His family’s story runs even deeper. “Whose grandparents, all four grandparents immigrated from Cuba to Miami, made their way, had the American dream,” Mendoza said, thanking God and his grandparents for the childhood they made possible. Alberto shared what a trip to Cuba meant to them: “We saw where my grandfather lived and we went to my grandmother’s house… It truly made you very sad… but you can see how truly beautiful it was and how great Cuba was.”
Those Miami ties connect in football too. Fernando Sr. played at Christopher Columbus High School alongside Miami head coach Mario Cristobal before rowing at Brown and later attending the University of Florida for medical school and completing residency at Jackson Memorial Hospital. Cristobal, full of respect, once said of him: “Certainly he was an excellent football player and has become such a prominent member of the community down here in the medical field.”
“Miami-born QB ends Miami’s dream in Miami. Sports poetry.”
What this title means for Indiana football
Indiana’s first national championship changes the way the program is seen. Undefeated seasons do that. So do fearless plays in the biggest moments.
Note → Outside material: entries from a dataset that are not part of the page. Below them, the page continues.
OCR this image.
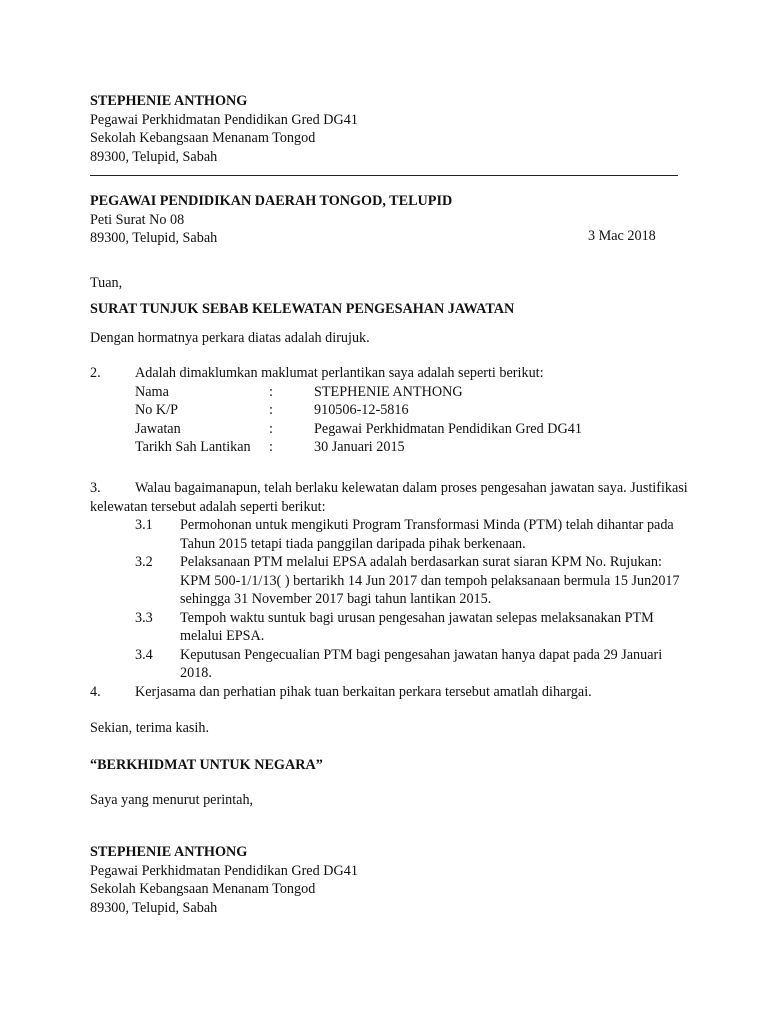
STEPHENIE ANTHONG
Pegawai Perkhidmatan Pendidikan Gred DG41
Sekolah Kebangsaan Menanam Tongod
89300, Telupid, Sabah
PEGAWAI PENDIDIKAN DAERAH TONGOD, TELUPID
Peti Surat No 08
89300, Telupid, Sabah	3 Mac 2018
Tuan,
SURAT TUNJUK SEBAB KELEWATAN PENGESAHAN JAWATAN
Dengan hormatnya perkara diatas adalah dirujuk.
2. Adalah dimaklumkan maklumat perlantikan saya adalah seperti berikut:
Nama	:	STEPHENIE ANTHONG
No K/P	:	910506-12-5816
Jawatan	:	Pegawai Perkhidmatan Pendidikan Gred DG41
Tarikh Sah Lantikan :	30 Januari 2015
3. Walau bagaimanapun, telah berlaku kelewatan dalam proses pengesahan jawatan saya. Justifikasi
kelewatan tersebut adalah seperti berikut:
3.1 Permohonan untuk mengikuti Program Transformasi Minda (PTM) telah dihantar pada
Tahun 2015 tetapi tiada panggilan daripada pihak berkenaan.
3.2 Pelaksanaan PTM melalui EPSA adalah berdasarkan surat siaran KPM No. Rujukan:
KPM 500-1/1/13( ) bertarikh 14 Jun 2017 dan tempoh pelaksanaan bermula 15 Jun2017
sehingga 31 November 2017 bagi tahun lantikan 2015.
3.3 Tempoh waktu suntuk bagi urusan pengesahan jawatan selepas melaksanakan PTM
melalui EPSA.
3.4 Keputusan Pengecualian PTM bagi pengesahan jawatan hanya dapat pada 29 Januari
2018.
4. Kerjasama dan perhatian pihak tuan berkaitan perkara tersebut amatlah dihargai.
Sekian, terima kasih.
“BERKHIDMAT UNTUK NEGARA”
Saya yang menurut perintah,
STEPHENIE ANTHONG
Pegawai Perkhidmatan Pendidikan Gred DG41
Sekolah Kebangsaan Menanam Tongod
89300, Telupid, Sabah
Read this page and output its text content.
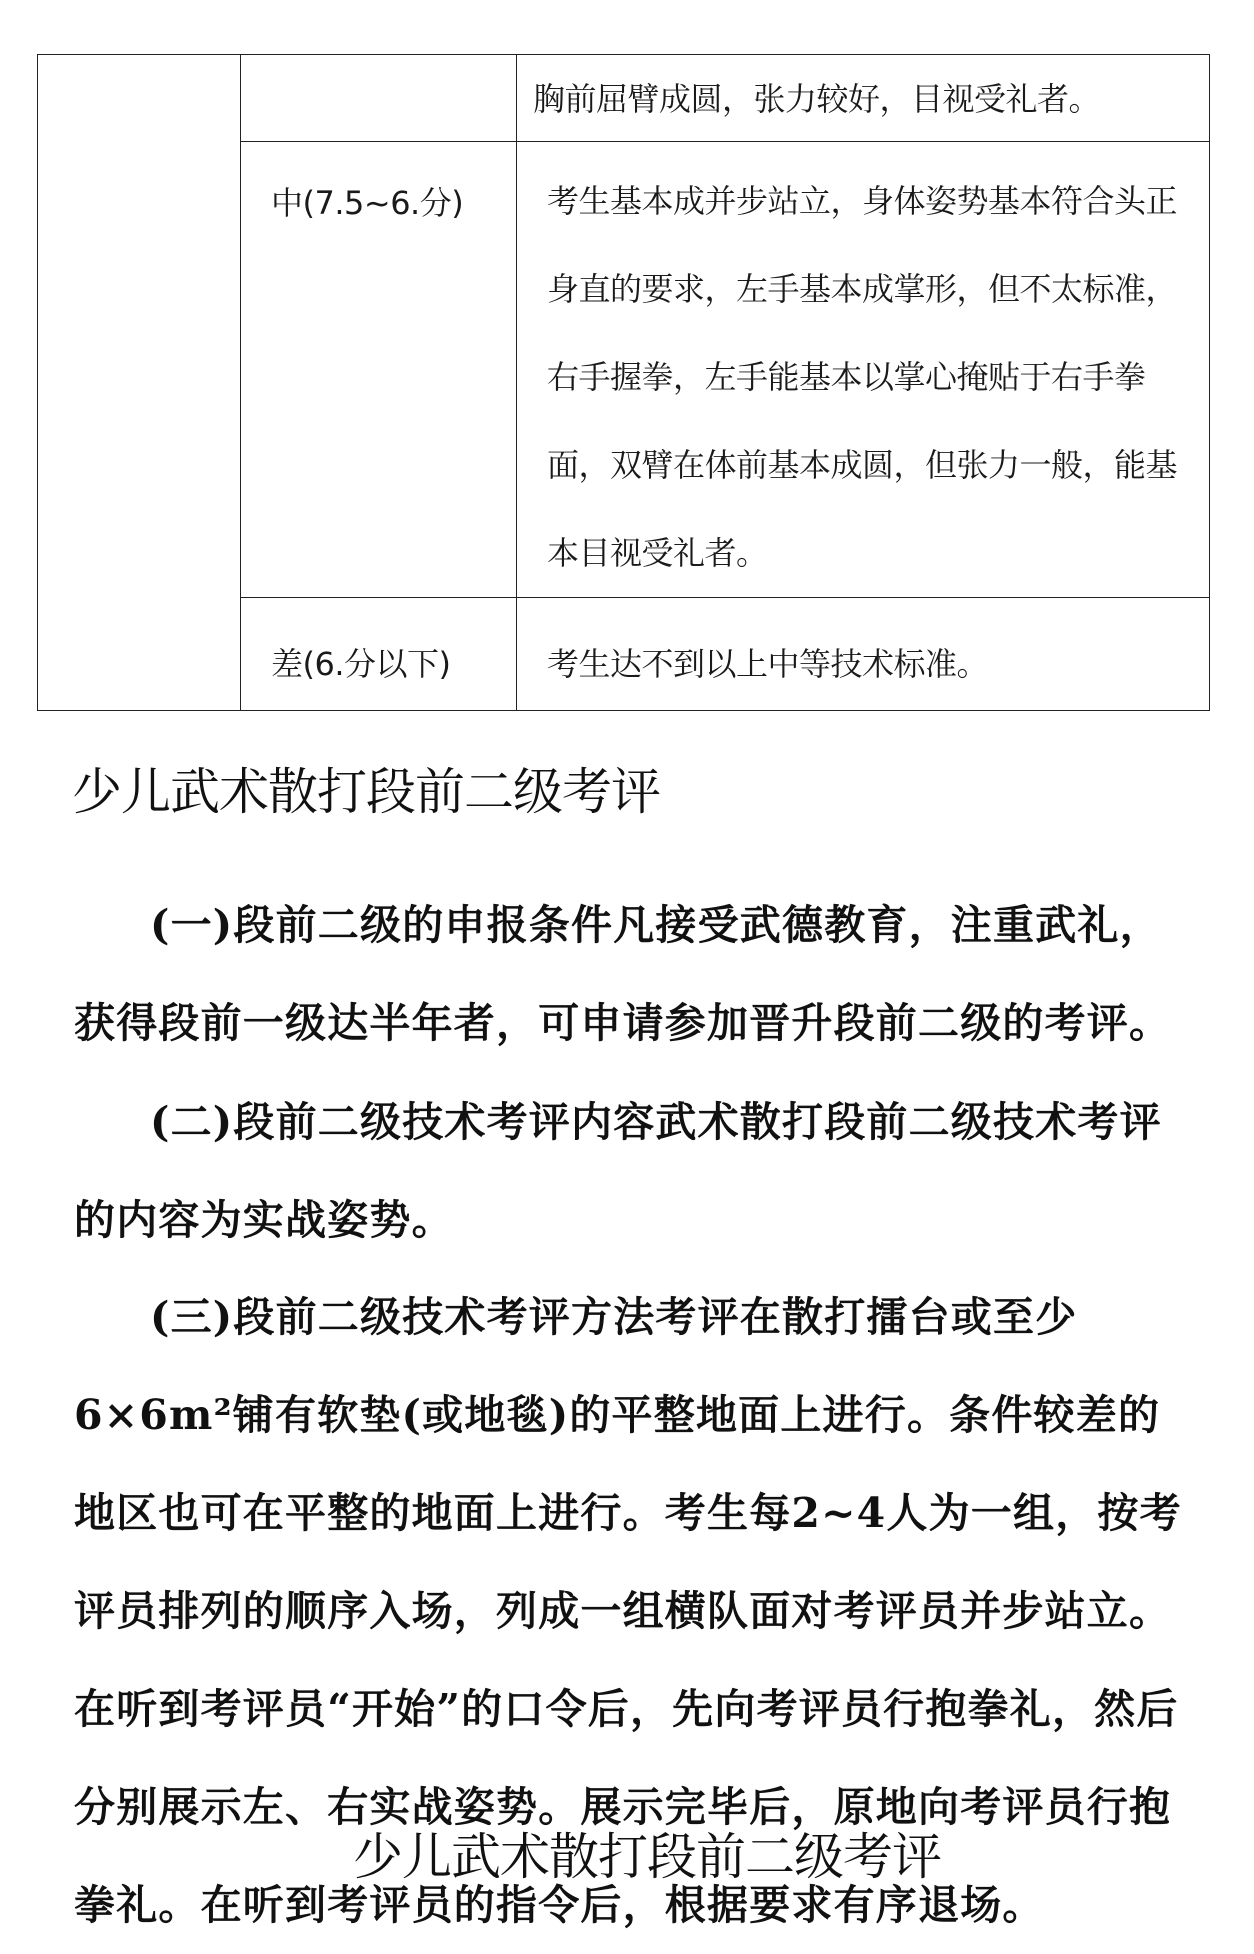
		胸前屈臂成圆，张力较好，目视受礼者。

	中(7.5~6.分)	考生基本成并步站立，身体姿势基本符合头正身直的要求，左手基本成掌形，但不太标准，右手握拳，左手能基本以掌心掩贴于右手拳面，双臂在体前基本成圆，但张力一般，能基本目视受礼者。

	差(6.分以下)	考生达不到以上中等技术标准。
少儿武术散打段前二级考评

(一)段前二级的申报条件凡接受武德教育，注重武礼，获得段前一级达半年者，可申请参加晋升段前二级的考评。

(二)段前二级技术考评内容武术散打段前二级技术考评的内容为实战姿势。

(三)段前二级技术考评方法考评在散打擂台或至少6×6m²铺有软垫(或地毯)的平整地面上进行。条件较差的地区也可在平整的地面上进行。考生每2~4人为一组，按考评员排列的顺序入场，列成一组横队面对考评员并步站立。在听到考评员“开始”的口令后，先向考评员行抱拳礼，然后分别展示左、右实战姿势。展示完毕后，原地向考评员行抱拳礼。在听到考评员的指令后，根据要求有序退场。

少儿武术散打段前二级考评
The Hoosiers now have a banner and a belief system built on toughness and togetherness.
This kind of win builds a blueprint. It shows future players what Indiana stands for: a quarterback who can win with his arm (186 yards) and his feet (a title-clinching run), a staff that trusts its leader, and a locker room that rallies around a shared purpose. It is hard to build that from scratch. Indiana just did.
Numbers, poise, and the face of a season
Mendoza’s box score will not lead a video game. It does not need to. His night was about command and timing. He made the throws that kept drives alive. He protected the ball. And when every eye was on him and every heartbeat was loud, he chose the lane, hit the gas, and finished.
The picture of his mom and dad as he scored may be the lasting image of the season. It fits, because this run started long before kickoff. It started with a mother teaching courage while fighting MS. With a father treating children in crisis as a pediatric emergency physician. With sons who carry a family’s journey from Cuba to Miami to the Midwest—and now to college football’s mountaintop.
Final word: a title, a family, and a legacy
Indiana 27, Miami 21 will live in record books. Mendoza’s 12-yard fourth-down dash will live in highlight reels. But the story of the night was bigger: a program claiming its first crown and a family letting the world in on what that moment felt like.
In the end, the Hoosiers finished perfect. Their quarterback delivered when it mattered most. And his parents—whose love and grit helped build the foundation—saw their son fly over the goal line and into school history. That is a finish you do not forget.